A horse is placed for grazing inside a rectangular field \[70\]m by \[52\]m and is tethered to one corner by a rope \[21\]m long. How much area can it graze?

Answer 1

Hint:
We consider the corner O is the centre of the circular field. Since the area where the horse can graze is bounded by the length and width of the rectangular field, it is one fourth of the total area of the circular field.
Hence we find the total area of the circle and divide it by four to find the required result.
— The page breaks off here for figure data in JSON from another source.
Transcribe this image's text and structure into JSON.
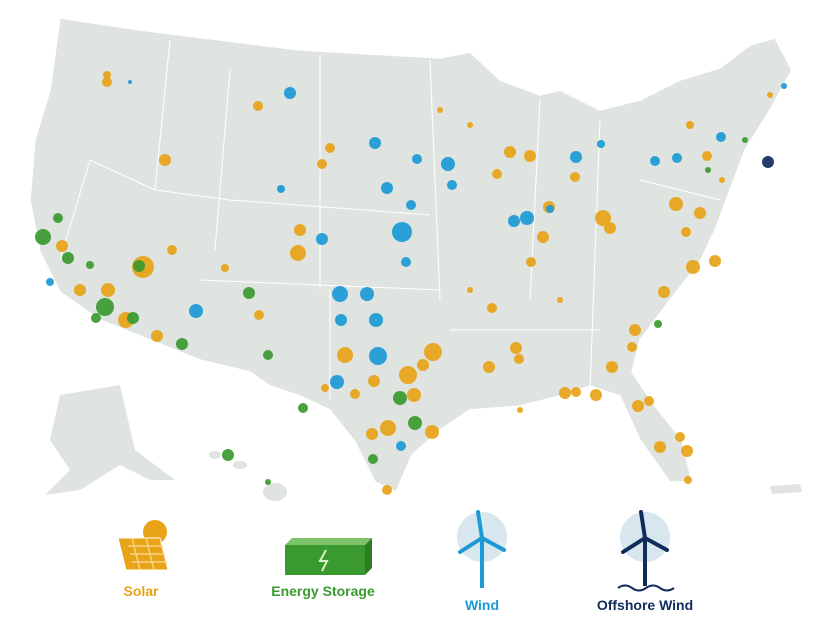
{
  "legend": {
    "items": [
      "Solar",
      "Energy Storage",
      "Wind",
      "Offshore Wind"
    ]
  }
}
Complete step-by-step answer:
It is given that the length and width of the rectangular field is \[70\]m and \[52\]m respectively. A horse is placed for grazing at a corner O (shown in the diagram). The length of the rope of the horse is \[21\]m.
Now we have to find the area that the horse can graze.
As per the diagram, the horse can graze a circular field of radius of \[21\]m. We consider the corner O is the centre of the circular field. Since the area where the horse can graze is bounded by the length and width of the rectangular field, it is one fourth of the total area of the circular field.
We know that the area of the circle of radius \[r\] is \[\pi {r^2}\]sq. m
Substituting the \[r = 21\] we get, the area of the circular field is \[ = \pi \times 21 \times 21\]sq. m
Solving the above equation by substituting the value of $\pi $ as $\dfrac{{22}}{7}$ we get,
The area is \[1386\]sq. m.
Therefore, the area it can graze is just one fourth of the total area, we get,
The area it can graze \[ = \dfrac{1}{4} \times 1386\]sq. m
Solving the above equation by dividing the term in the denominator we get, the area it can graze \[ = 346.5\]sq. m.
Hence, the area it can graze \[346.5\]sq. m.

Note:
If a horse is tethered at a fixed point, it can move freely in a circular field whose radius is the length of the rope. So we have used the area of the circle of radius r to find the area of field that the horse can graze.